Como versa el refrán popular, nunca ha sido una buena idea, desvestir a un Santo para vestir a otro. Pero, peor aún, suponer que es oportuno transferir recursos entre educación y salud conducen a un falso dilema. ¿No es acaso, la educación una de las mejores políticas con que cuentan los gobiernos para organizar a la población, seguir protocolos, respetar reglas por su seguridad y las de sus vecinos y adoptar normas de higiene y profilaxis fundamentales bajo la amenaza de la Covid-19? ¿No es ahora, cuando se echa de menos contar con científicos y especialistas capaces de contribuir a desarrollar vacunas, tratamientos o protocolos de conducta efectivos para mitigar los efectos de la enfermedad? ¿Constituye acaso una casualidad que, en América Latina, los países que mejor pudieron prepararse ante la inminente llegada de la enfermedad fueran Costa Rica y Uruguay, que también están a la vanguardia en la región en sistemas de salud y educación inclusivos?
Está claro, que el simple hecho de transferir recursos de uno a otro sector no solo no contribuirá a resolver el problema sanitario, sino muy probablemente contribuirá a agravarlo.

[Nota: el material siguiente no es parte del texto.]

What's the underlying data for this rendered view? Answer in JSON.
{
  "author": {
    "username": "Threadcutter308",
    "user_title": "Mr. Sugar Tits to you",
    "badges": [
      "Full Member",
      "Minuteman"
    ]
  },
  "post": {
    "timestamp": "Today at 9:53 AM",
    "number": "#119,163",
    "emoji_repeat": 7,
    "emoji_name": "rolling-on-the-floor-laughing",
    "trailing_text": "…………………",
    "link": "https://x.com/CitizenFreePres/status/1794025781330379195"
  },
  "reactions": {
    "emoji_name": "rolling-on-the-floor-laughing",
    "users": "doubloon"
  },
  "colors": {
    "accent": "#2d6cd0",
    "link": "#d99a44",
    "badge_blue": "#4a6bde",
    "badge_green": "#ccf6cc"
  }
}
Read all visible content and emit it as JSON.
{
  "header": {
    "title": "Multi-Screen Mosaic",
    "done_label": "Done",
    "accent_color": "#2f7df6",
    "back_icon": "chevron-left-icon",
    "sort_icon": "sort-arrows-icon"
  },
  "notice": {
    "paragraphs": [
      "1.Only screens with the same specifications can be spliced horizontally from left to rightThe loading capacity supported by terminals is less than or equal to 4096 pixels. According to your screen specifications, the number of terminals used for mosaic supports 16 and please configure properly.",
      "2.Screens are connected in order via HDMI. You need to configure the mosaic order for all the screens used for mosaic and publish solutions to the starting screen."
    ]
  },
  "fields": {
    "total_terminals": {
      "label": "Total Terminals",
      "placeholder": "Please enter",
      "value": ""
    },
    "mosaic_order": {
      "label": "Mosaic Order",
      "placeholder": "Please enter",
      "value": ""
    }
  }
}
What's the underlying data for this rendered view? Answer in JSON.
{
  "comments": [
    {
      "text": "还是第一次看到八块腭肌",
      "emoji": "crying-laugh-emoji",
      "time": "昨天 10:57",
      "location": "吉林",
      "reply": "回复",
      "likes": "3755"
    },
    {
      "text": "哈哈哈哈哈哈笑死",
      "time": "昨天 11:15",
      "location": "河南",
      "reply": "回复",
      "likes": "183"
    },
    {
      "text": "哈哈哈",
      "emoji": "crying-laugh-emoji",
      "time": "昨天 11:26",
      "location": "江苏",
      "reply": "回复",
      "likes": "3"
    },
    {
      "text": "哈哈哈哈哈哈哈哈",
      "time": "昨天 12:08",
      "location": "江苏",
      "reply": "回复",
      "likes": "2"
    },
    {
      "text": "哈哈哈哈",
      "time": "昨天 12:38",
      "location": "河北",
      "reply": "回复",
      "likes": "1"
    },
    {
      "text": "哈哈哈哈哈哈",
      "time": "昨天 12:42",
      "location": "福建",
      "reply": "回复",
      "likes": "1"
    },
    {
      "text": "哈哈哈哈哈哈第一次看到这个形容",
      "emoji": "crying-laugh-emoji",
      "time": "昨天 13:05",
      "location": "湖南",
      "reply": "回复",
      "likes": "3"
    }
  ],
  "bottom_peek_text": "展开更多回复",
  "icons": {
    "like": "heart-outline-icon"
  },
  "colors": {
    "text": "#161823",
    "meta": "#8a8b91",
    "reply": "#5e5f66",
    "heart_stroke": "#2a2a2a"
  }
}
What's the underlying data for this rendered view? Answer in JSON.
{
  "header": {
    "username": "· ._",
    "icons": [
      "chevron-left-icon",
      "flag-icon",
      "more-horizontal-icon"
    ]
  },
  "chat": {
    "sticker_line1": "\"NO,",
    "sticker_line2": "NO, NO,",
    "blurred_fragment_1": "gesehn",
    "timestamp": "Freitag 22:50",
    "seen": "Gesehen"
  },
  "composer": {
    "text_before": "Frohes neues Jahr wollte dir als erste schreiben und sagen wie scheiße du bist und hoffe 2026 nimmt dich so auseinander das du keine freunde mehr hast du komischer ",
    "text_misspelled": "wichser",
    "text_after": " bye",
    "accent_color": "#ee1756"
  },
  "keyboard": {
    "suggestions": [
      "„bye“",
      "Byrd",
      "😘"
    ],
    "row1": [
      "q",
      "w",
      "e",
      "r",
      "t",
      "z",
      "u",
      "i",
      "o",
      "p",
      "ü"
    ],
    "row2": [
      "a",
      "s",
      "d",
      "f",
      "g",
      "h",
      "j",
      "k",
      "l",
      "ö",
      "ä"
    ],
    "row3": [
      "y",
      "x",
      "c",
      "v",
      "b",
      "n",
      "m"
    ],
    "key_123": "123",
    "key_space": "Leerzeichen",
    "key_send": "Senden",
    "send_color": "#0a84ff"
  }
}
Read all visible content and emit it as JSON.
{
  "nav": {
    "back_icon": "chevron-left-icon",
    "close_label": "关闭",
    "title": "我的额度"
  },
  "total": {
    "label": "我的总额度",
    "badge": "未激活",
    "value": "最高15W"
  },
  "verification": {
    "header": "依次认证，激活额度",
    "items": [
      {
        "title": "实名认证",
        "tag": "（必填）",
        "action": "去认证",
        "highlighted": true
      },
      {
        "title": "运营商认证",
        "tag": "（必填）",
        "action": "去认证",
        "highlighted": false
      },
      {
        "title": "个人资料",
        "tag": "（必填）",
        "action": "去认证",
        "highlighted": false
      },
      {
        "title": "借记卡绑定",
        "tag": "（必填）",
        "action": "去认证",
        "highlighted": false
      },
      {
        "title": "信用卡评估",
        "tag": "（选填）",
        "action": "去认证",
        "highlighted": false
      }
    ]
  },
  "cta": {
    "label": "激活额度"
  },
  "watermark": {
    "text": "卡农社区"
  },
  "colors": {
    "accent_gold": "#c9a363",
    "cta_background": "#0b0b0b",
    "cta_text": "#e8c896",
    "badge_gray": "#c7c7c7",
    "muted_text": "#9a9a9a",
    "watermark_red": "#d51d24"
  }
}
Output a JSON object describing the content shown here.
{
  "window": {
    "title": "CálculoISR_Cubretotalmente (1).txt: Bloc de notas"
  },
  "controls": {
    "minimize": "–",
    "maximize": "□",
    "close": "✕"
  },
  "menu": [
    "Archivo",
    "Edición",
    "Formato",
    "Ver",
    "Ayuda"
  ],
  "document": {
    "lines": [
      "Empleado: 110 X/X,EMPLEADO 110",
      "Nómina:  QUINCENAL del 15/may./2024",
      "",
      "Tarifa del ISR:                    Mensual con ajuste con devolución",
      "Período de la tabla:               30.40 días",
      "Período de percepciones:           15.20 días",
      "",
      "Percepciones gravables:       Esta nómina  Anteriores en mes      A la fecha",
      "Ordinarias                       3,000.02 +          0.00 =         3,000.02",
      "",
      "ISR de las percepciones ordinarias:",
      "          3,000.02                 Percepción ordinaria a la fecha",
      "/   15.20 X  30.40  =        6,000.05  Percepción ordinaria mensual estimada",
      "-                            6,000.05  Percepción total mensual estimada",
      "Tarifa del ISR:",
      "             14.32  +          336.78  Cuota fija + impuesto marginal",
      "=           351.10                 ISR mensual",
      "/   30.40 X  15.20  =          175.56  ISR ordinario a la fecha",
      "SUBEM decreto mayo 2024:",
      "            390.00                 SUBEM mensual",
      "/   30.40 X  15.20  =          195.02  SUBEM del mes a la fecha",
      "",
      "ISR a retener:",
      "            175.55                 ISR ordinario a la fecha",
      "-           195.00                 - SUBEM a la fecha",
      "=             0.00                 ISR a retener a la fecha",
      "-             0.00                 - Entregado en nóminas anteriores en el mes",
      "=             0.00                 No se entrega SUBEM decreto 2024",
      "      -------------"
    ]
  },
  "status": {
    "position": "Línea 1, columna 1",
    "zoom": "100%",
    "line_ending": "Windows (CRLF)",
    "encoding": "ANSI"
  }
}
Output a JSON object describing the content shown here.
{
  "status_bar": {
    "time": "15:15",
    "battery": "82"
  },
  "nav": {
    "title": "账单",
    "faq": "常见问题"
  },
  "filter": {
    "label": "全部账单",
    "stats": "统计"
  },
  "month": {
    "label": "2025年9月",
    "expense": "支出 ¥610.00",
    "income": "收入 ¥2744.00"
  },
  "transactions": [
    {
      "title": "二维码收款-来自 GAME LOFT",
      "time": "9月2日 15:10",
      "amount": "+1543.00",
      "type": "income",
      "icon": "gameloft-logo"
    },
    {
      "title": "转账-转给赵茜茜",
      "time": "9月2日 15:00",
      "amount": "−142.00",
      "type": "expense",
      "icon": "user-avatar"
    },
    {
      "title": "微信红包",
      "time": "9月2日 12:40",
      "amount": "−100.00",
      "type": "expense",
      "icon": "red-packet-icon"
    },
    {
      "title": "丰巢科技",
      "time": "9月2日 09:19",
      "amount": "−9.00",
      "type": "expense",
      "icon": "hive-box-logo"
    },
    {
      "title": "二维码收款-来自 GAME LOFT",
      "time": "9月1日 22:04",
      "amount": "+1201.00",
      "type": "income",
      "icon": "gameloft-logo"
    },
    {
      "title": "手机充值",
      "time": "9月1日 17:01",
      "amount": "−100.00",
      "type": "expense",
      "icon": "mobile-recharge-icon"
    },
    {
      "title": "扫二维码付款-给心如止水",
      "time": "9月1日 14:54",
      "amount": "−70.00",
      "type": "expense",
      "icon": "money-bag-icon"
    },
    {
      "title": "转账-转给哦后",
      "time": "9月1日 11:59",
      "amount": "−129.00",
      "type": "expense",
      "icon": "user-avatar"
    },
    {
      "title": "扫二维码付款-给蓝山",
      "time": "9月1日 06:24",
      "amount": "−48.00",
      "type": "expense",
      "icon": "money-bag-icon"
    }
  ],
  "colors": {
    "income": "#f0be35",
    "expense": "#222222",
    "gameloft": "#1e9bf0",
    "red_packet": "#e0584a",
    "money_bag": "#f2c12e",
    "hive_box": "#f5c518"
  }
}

La educación constituye también una red de contención social capaz de amortiguar los efectos de esta crisis. Por ejemplo, en aspectos tan elementales como la alimentación escolar, que por cierto continuó y aumentó el MINERD, demostrando comprender el sentido de emergencia y la dimensión humana y social que representa la educación. También la contención emocional y humana que los educadores dominicanos han sabido llevar a familias y estudiantes en momentos en que la enfermedad cobra vidas y empleos en sus familias.
Se abre en cambio, la oportunidad para repensar la inversión en educación y salud que hacen los Estados. Tal vez, esta situación esté demostrando que la asignación presupuestal por sectores ha quedado obsoleta y responde a una sociedad que ya no es. Pero, esto es materia de otra Nota de Trabajo.
Estamos frente a una verdadera encrucijada. Son momentos regidos por la incertidumbre. En tiempos como estos, de duda y confusión, el mandato es apegarse a los principios. Por eso hay que blindar a la educación. Por eso hay que defenderla como trinchera frente a los falsos dilemas. También de los graves diagnósticos; de los males endémicos y de los académicos; del rufián caballero y de los oportunistas. Defenderla, como una certidumbre al igual que a la alegría.